Going against this social influence can be done, but it puts even more strain on students. Parker Tussey, a sophomore from Jessamine county, demonstrates this issue,”Freshman year everyone has to take health and physical education their first year. Two different types of students, general and AP, all have to take it together and I could definitely tell a difference in the type of classroom environment. Because general students don’t have as much drive or interest in the class as AP students do, which dragged me down, because I just wanted to be at the same level as all of the other students in the class. But if a Gen-Ed student was put in an AP class, they would also want to do as well as their peers.” It’s psychological principle —no one likes going against the majority, see Solomon Asch’s Experiment from 1951. When this principle is applied to a system where the two social norms are different, it will polarize the population to the extremes both leading students to very different futures.

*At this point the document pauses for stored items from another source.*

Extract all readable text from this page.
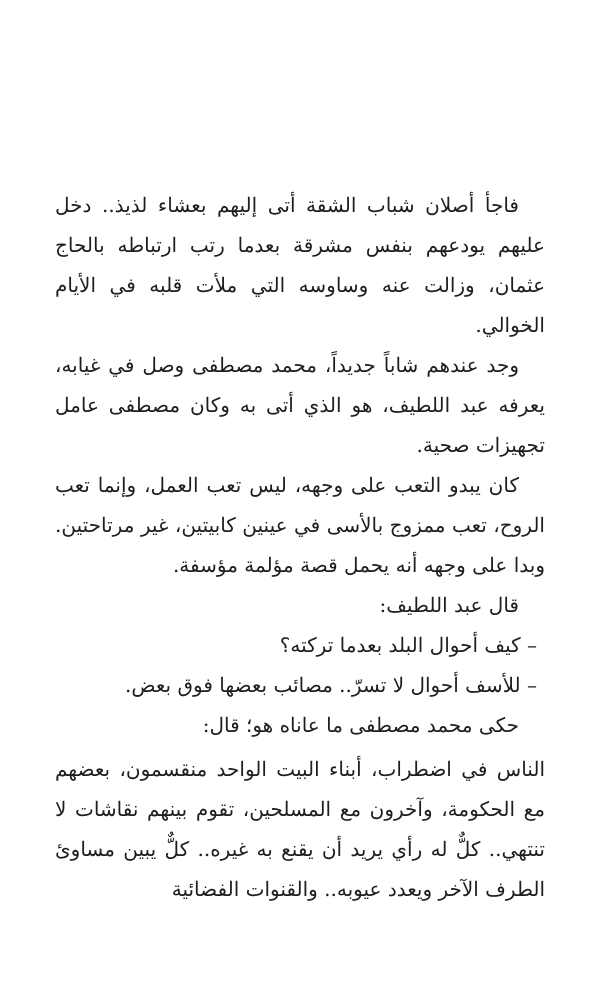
فاجأ أصلان شباب الشقة أتى إليهم بعشاء لذيذ.. دخل عليهم يودعهم بنفس مشرقة بعدما رتب ارتباطه بالحاج عثمان، وزالت عنه وساوسه التي ملأت قلبه في الأيام الخوالي.

وجد عندهم شاباً جديداً، محمد مصطفى وصل في غيابه، يعرفه عبد اللطيف، هو الذي أتى به وكان مصطفى عامل تجهيزات صحية.

كان يبدو التعب على وجهه، ليس تعب العمل، وإنما تعب الروح، تعب ممزوج بالأسى في عينين كابيتين، غير مرتاحتين. وبدا على وجهه أنه يحمل قصة مؤلمة مؤسفة.

قال عبد اللطيف:

– كيف أحوال البلد بعدما تركته؟

– للأسف أحوال لا تسرّ.. مصائب بعضها فوق بعض.

حكى محمد مصطفى ما عاناه هو؛ قال:

الناس في اضطراب، أبناء البيت الواحد منقسمون، بعضهم مع الحكومة، وآخرون مع المسلحين، تقوم بينهم نقاشات لا تنتهي.. كلٌّ له رأي يريد أن يقنع به غيره.. كلٌّ يبين مساوئ الطرف الآخر ويعدد عيوبه.. والقنوات الفضائية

This conformity to the surrounding students must be addressed in GATE to stop dividing high schools into essentially two schools with different teaching styles, expectations, and classroom environments in one building, for these factors make or break a student’s education. Especially at a time when public opinion and social dynamics are so influential to students. Bailee King, a sophomore, explains “I feel like general classes, they can bring you down a little bit because you’re around a bunch of people who don’t try, so it kinda rubs off on you. You’re like no one else is trying.” We as a human race, country, and state are at a point, like much of the rest of history, where we can not afford to have anyone not trying. We can not afford the apathy that’s spreading through our schools and then growing into our work force.